Auseinandersetzung mit Alfred Kerr

"Feinde mit Kriegslyrik geschmäht"

6. Juli 2015
Redaktion Börsenblatt
Mit Alfred Kerr, Namensgeber auch für einen Preis, den das Börsenblatt seit 1977 vergibt (Alfred-Kerr-Preis für Literaturkritik), hat sich Gerhard Henschel in der gedruckten Ausgabe der "FAS" vom 4. Mai befasst (Seite 9). Dabei stellt er die Frage, ob Kerr heute noch als Namensgeber für Preise taugt.

Kerr habe, so Henschel, im Ersten Weltkrieg Feinde mit Kriegslyrik geschmäht. Daraus entbrannte später ein Streit mit Karl Kraus, den Henschel anhand von Zitaten spiegelt.
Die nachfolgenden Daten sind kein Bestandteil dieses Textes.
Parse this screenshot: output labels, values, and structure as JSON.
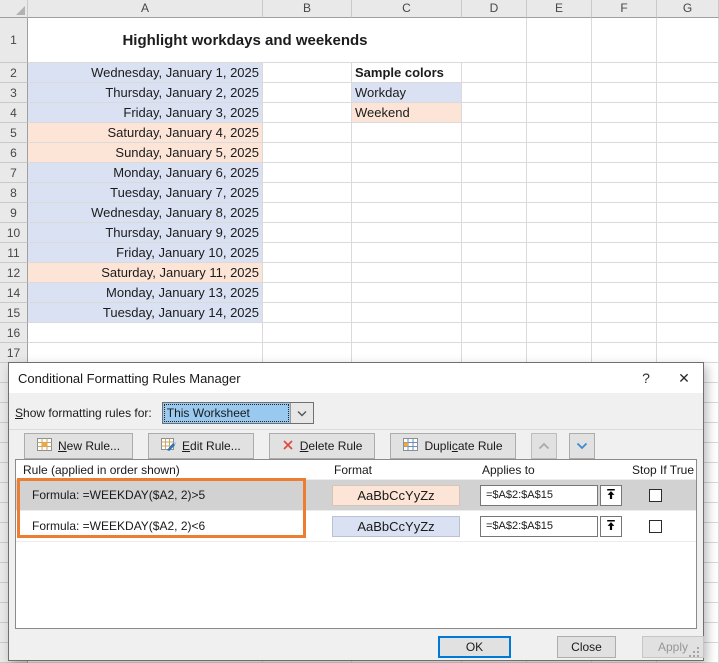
{
  "colors": {
    "workday_fill": "#D9E1F2",
    "weekend_fill": "#FCE4D6",
    "selected_row": "#D2D2D2",
    "annotation_orange": "#ED7D31",
    "ok_border_blue": "#0078D7",
    "combo_selection_blue": "#99C9EF"
  },
  "spreadsheet": {
    "column_headers": [
      "A",
      "B",
      "C",
      "D",
      "E",
      "F",
      "G"
    ],
    "title": "Highlight workdays and weekends",
    "rows": [
      {
        "num": "1",
        "title_row": true
      },
      {
        "num": "2",
        "date": "Wednesday, January 1, 2025",
        "type": "workday",
        "c_text": "Sample colors",
        "c_bold": true
      },
      {
        "num": "3",
        "date": "Thursday, January 2, 2025",
        "type": "workday",
        "c_text": "Workday",
        "c_fill": "workday"
      },
      {
        "num": "4",
        "date": "Friday, January 3, 2025",
        "type": "workday",
        "c_text": "Weekend",
        "c_fill": "weekend"
      },
      {
        "num": "5",
        "date": "Saturday, January 4, 2025",
        "type": "weekend"
      },
      {
        "num": "6",
        "date": "Sunday, January 5, 2025",
        "type": "weekend"
      },
      {
        "num": "7",
        "date": "Monday, January 6, 2025",
        "type": "workday"
      },
      {
        "num": "8",
        "date": "Tuesday, January 7, 2025",
        "type": "workday"
      },
      {
        "num": "9",
        "date": "Wednesday, January 8, 2025",
        "type": "workday"
      },
      {
        "num": "10",
        "date": "Thursday, January 9, 2025",
        "type": "workday"
      },
      {
        "num": "11",
        "date": "Friday, January 10, 2025",
        "type": "workday"
      },
      {
        "num": "12",
        "date": "Saturday, January 11, 2025",
        "type": "weekend"
      },
      {
        "num": "14",
        "date": "Monday, January 13, 2025",
        "type": "workday"
      },
      {
        "num": "15",
        "date": "Tuesday, January 14, 2025",
        "type": "workday"
      },
      {
        "num": "16"
      },
      {
        "num": "17"
      }
    ]
  },
  "dialog": {
    "title": "Conditional Formatting Rules Manager",
    "help_label": "?",
    "close_label": "✕",
    "scope_label": "Show formatting rules for:",
    "scope_label_underline_index": 0,
    "scope_value": "This Worksheet",
    "toolbar": [
      {
        "id": "new-rule",
        "label": "New Rule...",
        "underline": 0,
        "icon": "new-rule-table-icon"
      },
      {
        "id": "edit-rule",
        "label": "Edit Rule...",
        "underline": 0,
        "icon": "edit-rule-pencil-icon"
      },
      {
        "id": "delete-rule",
        "label": "Delete Rule",
        "underline": 0,
        "icon": "delete-red-x-icon"
      },
      {
        "id": "duplicate-rule",
        "label": "Duplicate Rule",
        "underline": 5,
        "icon": "duplicate-rule-table-icon"
      },
      {
        "id": "move-rule-up",
        "icon": "chevron-up-icon",
        "disabled": true
      },
      {
        "id": "move-rule-down",
        "icon": "chevron-down-icon",
        "disabled": false
      }
    ],
    "list_headers": [
      "Rule (applied in order shown)",
      "Format",
      "Applies to",
      "Stop If True"
    ],
    "rules": [
      {
        "rule_text": "Formula: =WEEKDAY($A2, 2)>5",
        "format_sample": "AaBbCcYyZz",
        "format_fill": "#FCE4D6",
        "applies_to": "=$A$2:$A$15",
        "stop_if_true": false,
        "selected": true
      },
      {
        "rule_text": "Formula: =WEEKDAY($A2, 2)<6",
        "format_sample": "AaBbCcYyZz",
        "format_fill": "#D9E1F2",
        "applies_to": "=$A$2:$A$15",
        "stop_if_true": false,
        "selected": false
      }
    ],
    "buttons": {
      "ok": "OK",
      "close": "Close",
      "apply": "Apply"
    }
  }
}
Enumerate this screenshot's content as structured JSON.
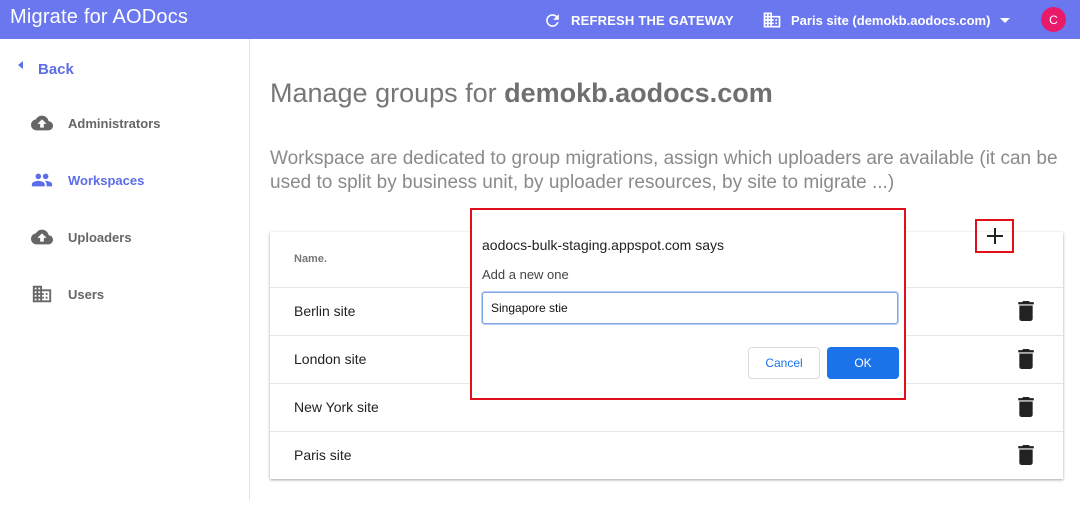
{
  "app": {
    "title": "Migrate for AODocs"
  },
  "header": {
    "refresh_label": "REFRESH THE GATEWAY",
    "site_label": "Paris site (demokb.aodocs.com)",
    "avatar_letter": "C"
  },
  "sidebar": {
    "back_label": "Back",
    "items": [
      {
        "label": "Administrators",
        "icon": "cloud-upload-icon"
      },
      {
        "label": "Workspaces",
        "icon": "group-icon",
        "active": true
      },
      {
        "label": "Uploaders",
        "icon": "cloud-upload-icon"
      },
      {
        "label": "Users",
        "icon": "building-icon"
      }
    ]
  },
  "main": {
    "title_prefix": "Manage groups for ",
    "title_domain": "demokb.aodocs.com",
    "description": "Workspace are dedicated to group migrations, assign which uploaders are available (it can be used to split by business unit, by uploader resources, by site to migrate ...)",
    "table": {
      "column_header": "Name.",
      "rows": [
        "Berlin site",
        "London site",
        "New York site",
        "Paris site"
      ]
    }
  },
  "dialog": {
    "title": "aodocs-bulk-staging.appspot.com says",
    "message": "Add a new one",
    "input_value": "Singapore stie",
    "cancel_label": "Cancel",
    "ok_label": "OK"
  },
  "colors": {
    "topbar": "#6a77ee",
    "accent": "#5c6de8",
    "avatar": "#ea1a6b",
    "highlight_border": "#e0101a",
    "dialog_primary": "#1a73e8"
  }
}
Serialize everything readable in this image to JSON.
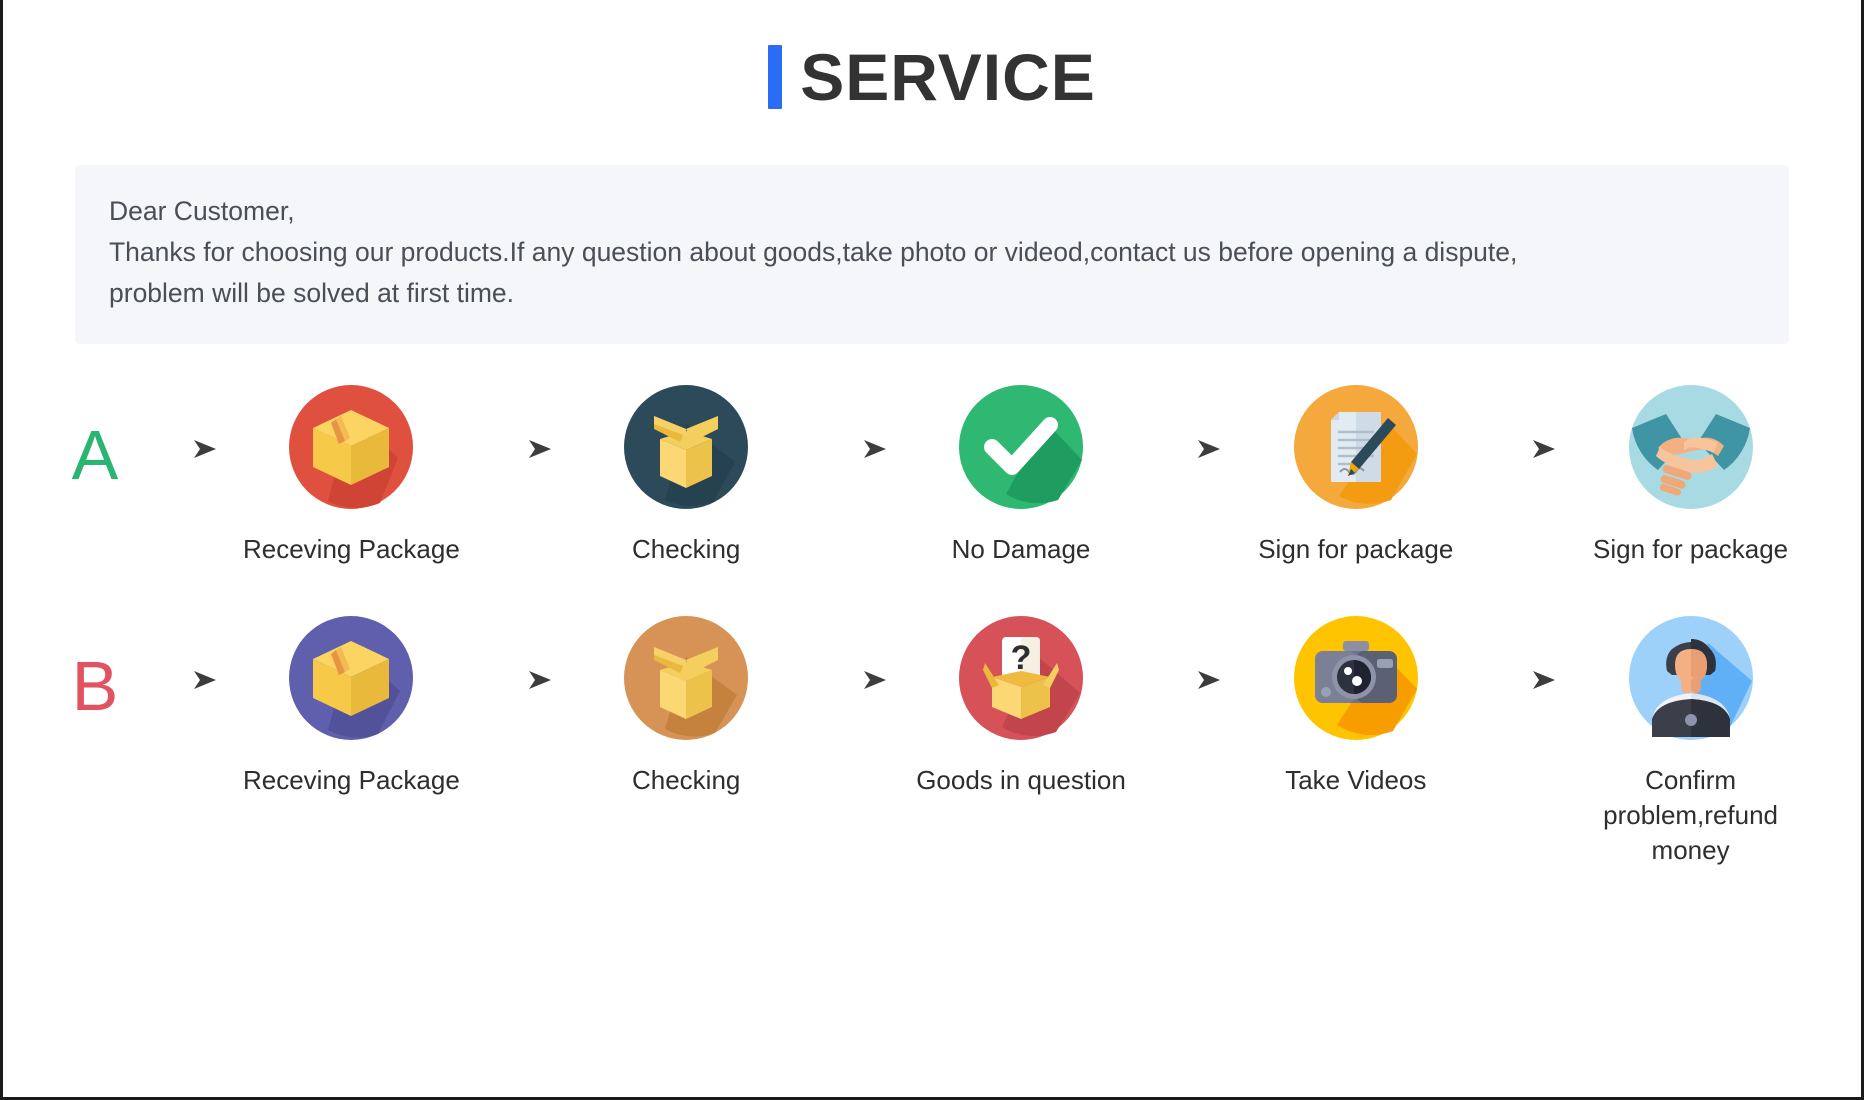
{
  "header": {
    "title": "SERVICE",
    "accent_color": "#2b6cf5"
  },
  "notice": {
    "line1": "Dear Customer,",
    "line2": "Thanks for choosing our products.If any question about goods,take photo or videod,contact us before opening a dispute,",
    "line3": "problem will be solved at first time.",
    "background_color": "#f4f6fa"
  },
  "flows": [
    {
      "badge": "A",
      "badge_color": "#2ab573",
      "steps": [
        {
          "label": "Receving Package",
          "icon": "closed-box-icon",
          "circle_color": "#e0503f"
        },
        {
          "label": "Checking",
          "icon": "open-box-icon",
          "circle_color": "#2c4a5a"
        },
        {
          "label": "No Damage",
          "icon": "check-mark-icon",
          "circle_color": "#2eb872"
        },
        {
          "label": "Sign for package",
          "icon": "document-pen-icon",
          "circle_color": "#f5a93c"
        },
        {
          "label": "Sign for package",
          "icon": "handshake-icon",
          "circle_color": "#a8dae4"
        }
      ]
    },
    {
      "badge": "B",
      "badge_color": "#e15361",
      "steps": [
        {
          "label": "Receving Package",
          "icon": "closed-box-icon",
          "circle_color": "#5f5fad"
        },
        {
          "label": "Checking",
          "icon": "open-box-icon",
          "circle_color": "#d79355"
        },
        {
          "label": "Goods in question",
          "icon": "question-box-icon",
          "circle_color": "#d65158"
        },
        {
          "label": "Take Videos",
          "icon": "camera-icon",
          "circle_color": "#fec400"
        },
        {
          "label": "Confirm problem,refund money",
          "icon": "support-person-icon",
          "circle_color": "#9dd1fa"
        }
      ]
    }
  ],
  "arrow": {
    "icon": "arrow-right-icon",
    "color": "#4a4a4a"
  }
}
"Und dennoch gibt es in unseren Tagen einen Alfred-Kerr-Preis für Literaturkritik und einen Alfred-Kerr-Darstellerpreis", schreibt Henschel. Sie würden Jahr für Jahr von Kritikern und Schauspielern entgegengenommen. "Wissen sie alle nicht, dass der Namensgeber kriegsgefangene Russen einst als Wachsstockfresser verhöhnt hat? Oder ist das den Preisträgern gleichgültig?", so Henschels Frage zum Abschluss des Textes.